For most of my adult life I struggled with the question of who I was and what my unique purpose was. I found myself internally resisting any pressure to become a clone of another person and yet I had no idea what my calling was. I thought there must be one thing I, and only I, could offer the world.

It's said that variety is the spice of life and it certainly is for me. I love it - from trying out new food to exploring new corners of the earth, to meeting people from a tribe I never encountered before, to taking up a new course, to reading a book about something wildly different. I have worked in so many fields that potential employers feel stumped about what I specialise in.

Being boxed is also something I find myself resisting. I don't like being defined as a particular personality type or cultural group or profession, as if it is static and I cannot be or do anything else.
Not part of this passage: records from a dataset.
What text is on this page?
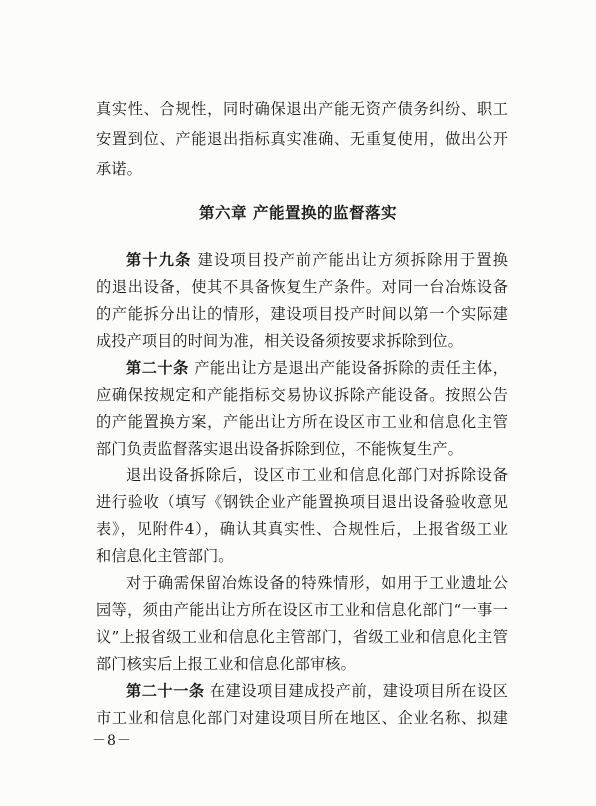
真实性、合规性，同时确保退出产能无资产债务纠纷、职工
安置到位、产能退出指标真实准确、无重复使用，做出公开
承诺。
第六章 产能置换的监督落实
第十九条 建设项目投产前产能出让方须拆除用于置换
的退出设备，使其不具备恢复生产条件。对同一台冶炼设备
的产能拆分出让的情形，建设项目投产时间以第一个实际建
成投产项目的时间为准，相关设备须按要求拆除到位。
第二十条 产能出让方是退出产能设备拆除的责任主体，
应确保按规定和产能指标交易协议拆除产能设备。按照公告
的产能置换方案，产能出让方所在设区市工业和信息化主管
部门负责监督落实退出设备拆除到位，不能恢复生产。
退出设备拆除后，设区市工业和信息化部门对拆除设备
进行验收（填写《钢铁企业产能置换项目退出设备验收意见
表》，见附件4），确认其真实性、合规性后，上报省级工业
和信息化主管部门。
对于确需保留冶炼设备的特殊情形，如用于工业遗址公
园等，须由产能出让方所在设区市工业和信息化部门“一事一
议”上报省级工业和信息化主管部门，省级工业和信息化主管
部门核实后上报工业和信息化部审核。
第二十一条 在建设项目建成投产前，建设项目所在设区
市工业和信息化部门对建设项目所在地区、企业名称、拟建
－8－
I am both reserved and sociable, a business-woman and a social worker, a socialist and a liberal, an orthodox and a radical, a free spirit and an ancient traditionalist. Flexibility and being able to stretch is very important to me.
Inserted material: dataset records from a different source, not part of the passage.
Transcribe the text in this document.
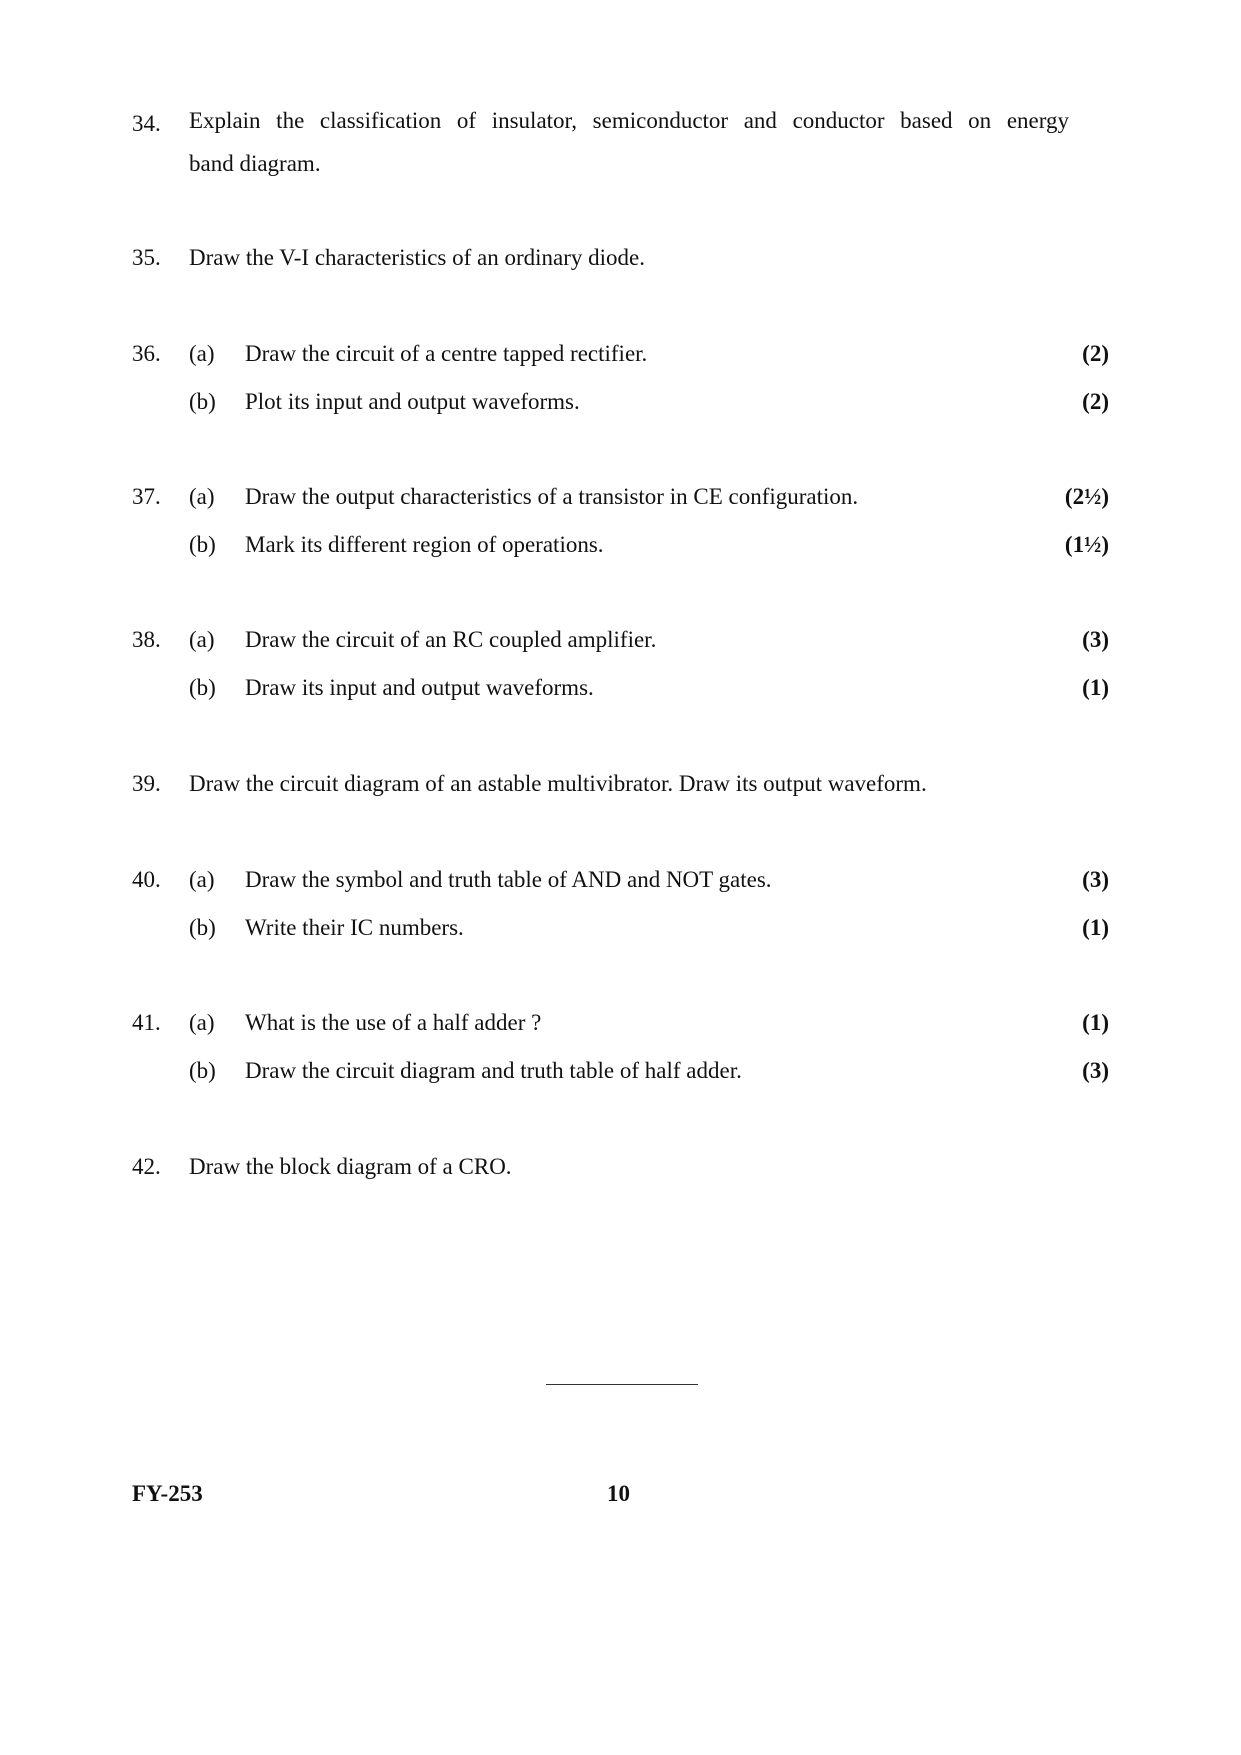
34. Explain the classification of insulator, semiconductor and conductor based on energy
band diagram.
35. Draw the V-I characteristics of an ordinary diode.
36. (a) Draw the circuit of a centre tapped rectifier.	(2)
(b) Plot its input and output waveforms.	(2)
37. (a) Draw the output characteristics of a transistor in CE configuration.	(2½)
(b) Mark its different region of operations.	(1½)
38. (a) Draw the circuit of an RC coupled amplifier.	(3)
(b) Draw its input and output waveforms.	(1)
39. Draw the circuit diagram of an astable multivibrator. Draw its output waveform.
40. (a) Draw the symbol and truth table of AND and NOT gates.	(3)
(b) Write their IC numbers.	(1)
41. (a) What is the use of a half adder ?	(1)
(b) Draw the circuit diagram and truth table of half adder.	(3)
42. Draw the block diagram of a CRO.
FY-253	10
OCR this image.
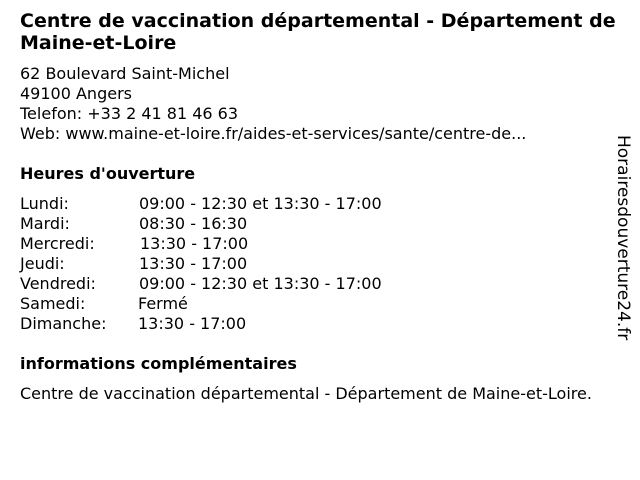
Centre de vaccination départemental - Département de Maine-et-Loire
62 Boulevard Saint-Michel
49100 Angers
Telefon: +33 2 41 81 46 63
Web: www.maine-et-loire.fr/aides-et-services/sante/centre-de...
Heures d'ouverture
Lundi:	09:00 - 12:30 et 13:30 - 17:00
Mardi:	08:30 - 16:30
Mercredi:	13:30 - 17:00
Jeudi:	13:30 - 17:00
Vendredi:	09:00 - 12:30 et 13:30 - 17:00
Samedi:	Fermé
Dimanche: 13:30 - 17:00
informations complémentaires
Centre de vaccination départemental - Département de Maine-et-Loire.
Horairesdouverture24.fr
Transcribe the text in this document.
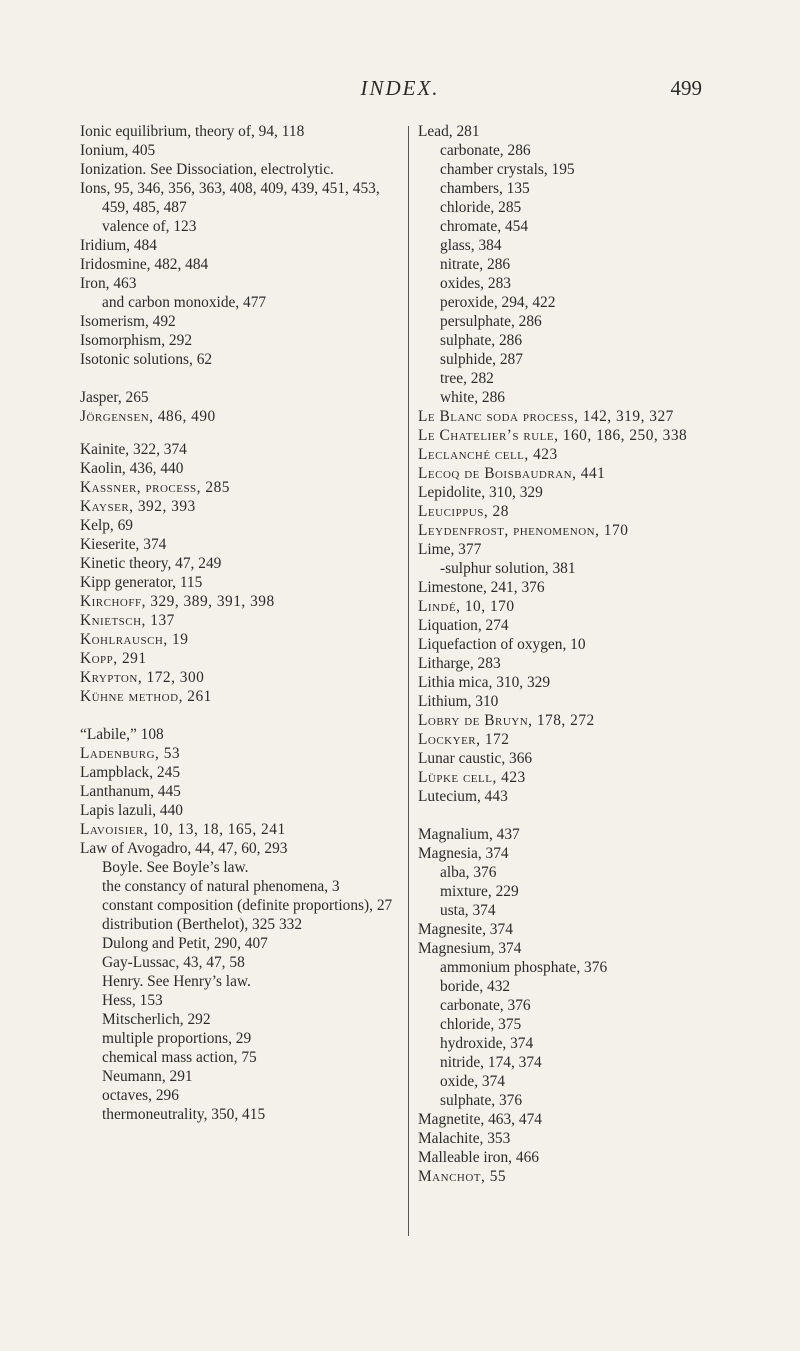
INDEX.	499
Ionic equilibrium, theory of, 94, 118
Ionium, 405
Ionization. See Dissociation, electrolytic.
Ions, 95, 346, 356, 363, 408, 409, 439, 451, 453, 459, 485, 487
valence of, 123
Iridium, 484
Iridosmine, 482, 484
Iron, 463
and carbon monoxide, 477
Isomerism, 492
Isomorphism, 292
Isotonic solutions, 62
Jasper, 265
Jörgensen, 486, 490
Kainite, 322, 374
Kaolin, 436, 440
Kassner, process, 285
Kayser, 392, 393
Kelp, 69
Kieserite, 374
Kinetic theory, 47, 249
Kipp generator, 115
Kirchoff, 329, 389, 391, 398
Knietsch, 137
Kohlrausch, 19
Kopp, 291
Krypton, 172, 300
Kühne method, 261
“Labile,” 108
Ladenburg, 53
Lampblack, 245
Lanthanum, 445
Lapis lazuli, 440
Lavoisier, 10, 13, 18, 165, 241
Law of Avogadro, 44, 47, 60, 293
Boyle. See Boyle’s law.
the constancy of natural phenomena, 3
constant composition (definite proportions), 27
distribution (Berthelot), 325 332
Dulong and Petit, 290, 407
Gay-Lussac, 43, 47, 58
Henry. See Henry’s law.
Hess, 153
Mitscherlich, 292
multiple proportions, 29
chemical mass action, 75
Neumann, 291
octaves, 296
thermoneutrality, 350, 415
Lead, 281
carbonate, 286
chamber crystals, 195
chambers, 135
chloride, 285
chromate, 454
glass, 384
nitrate, 286
oxides, 283
peroxide, 294, 422
persulphate, 286
sulphate, 286
sulphide, 287
tree, 282
white, 286
Le Blanc soda process, 142, 319, 327
Le Chatelier’s rule, 160, 186, 250, 338
Leclanché cell, 423
Lecoq de Boisbaudran, 441
Lepidolite, 310, 329
Leucippus, 28
Leydenfrost, phenomenon, 170
Lime, 377
-sulphur solution, 381
Limestone, 241, 376
Lindé, 10, 170
Liquation, 274
Liquefaction of oxygen, 10
Litharge, 283
Lithia mica, 310, 329
Lithium, 310
Lobry de Bruyn, 178, 272
Lockyer, 172
Lunar caustic, 366
Lüpke cell, 423
Lutecium, 443
Magnalium, 437
Magnesia, 374
alba, 376
mixture, 229
usta, 374
Magnesite, 374
Magnesium, 374
ammonium phosphate, 376
boride, 432
carbonate, 376
chloride, 375
hydroxide, 374
nitride, 174, 374
oxide, 374
sulphate, 376
Magnetite, 463, 474
Malachite, 353
Malleable iron, 466
Manchot, 55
So how does a person like me, with her hands in so many pies, find out what my calling is? Using the approach of self-questioning, I wondered if it was to be a mother. My inner voice replied, "You are a mother but that is not all you are." I wondered if my calling was to be a builder of opportunities for the vulnerable. Again, my inner voice replied that that was not all. I wondered if my calling was to be a traveller, but the same feeling came over me, that a traveller wasn't all I was. I wondered whether I was to be a healer, or a mentor, or a daughter of Rabia (the great sufi mystic), but in each case, I couldn't pin myself down to any one of them.
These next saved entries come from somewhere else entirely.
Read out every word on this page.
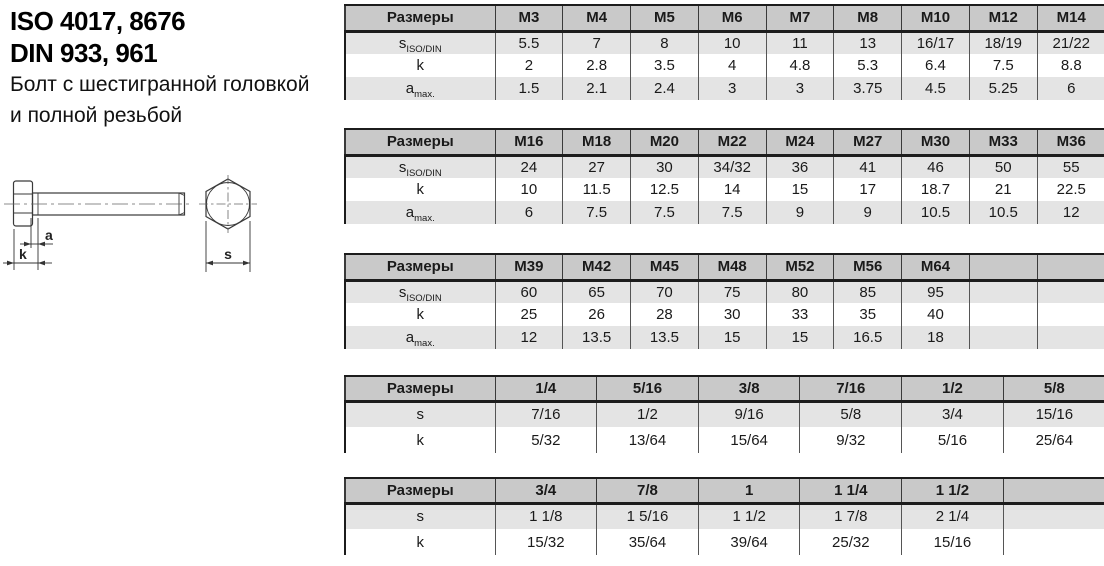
ISO 4017, 8676

DIN 933, 961

Болт с шестигранной головкой

и полной резьбой

a
k	s
Размеры	M3	M4	M5	M6	M7	M8	M10	M12	M14
$s_{ISO/DIN}$	5.5	7	8	10	11	13	16/17	18/19	21/22
k	2	2.8	3.5	4	4.8	5.3	6.4	7.5	8.8
$a_{max.}$	1.5	2.1	2.4	3	3	3.75	4.5	5.25	6
Размеры	M16	M18	M20	M22	M24	M27	M30	M33	M36
$s_{ISO/DIN}$	24	27	30	34/32	36	41	46	50	55
k	10	11.5	12.5	14	15	17	18.7	21	22.5
$a_{max.}$	6	7.5	7.5	7.5	9	9	10.5	10.5	12
Размеры	M39	M42	M45	M48	M52	M56	M64		
$s_{ISO/DIN}$	60	65	70	75	80	85	95		
k	25	26	28	30	33	35	40		
$a_{max.}$	12	13.5	13.5	15	15	16.5	18		
Размеры	1/4	5/16	3/8	7/16	1/2	5/8
s	7/16	1/2	9/16	5/8	3/4	15/16
k	5/32	13/64	15/64	9/32	5/16	25/64
Размеры	3/4	7/8	1	1 1/4	1 1/2	
s	1 1/8	1 5/16	1 1/2	1 7/8	2 1/4	
k	15/32	35/64	39/64	25/32	15/16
Then I realised that nothing in life is static. Everything changes over time. Why was I restricting myself to ONE calling? Why did I have to specialise in only one thing? Why couldn't I be a reflection of the incredible diversity that exists in the universe? Why did I have to choose one favourite colour or one favourite food or one favourite passion? Surely, parents should not be forced to choose a favourite child when each one stirs up in us another aspect of a deep and intense love that has no end. Perhaps the problem has never been my lack of a calling but the fact that I have been denying my own abundance.

Now I know that my callings consist of many different colours and threads, and as I weave all my callings together, they form a beautiful tapestry of my life. I realise now that it is THAT work of diversity, that beautiful mosaic, that rich heritage of wisdom and manifestations, it is THAT tapestry that makes me unique. It is my tapestry that I am called to live, and a single spirit in multiple manifestations is who I am.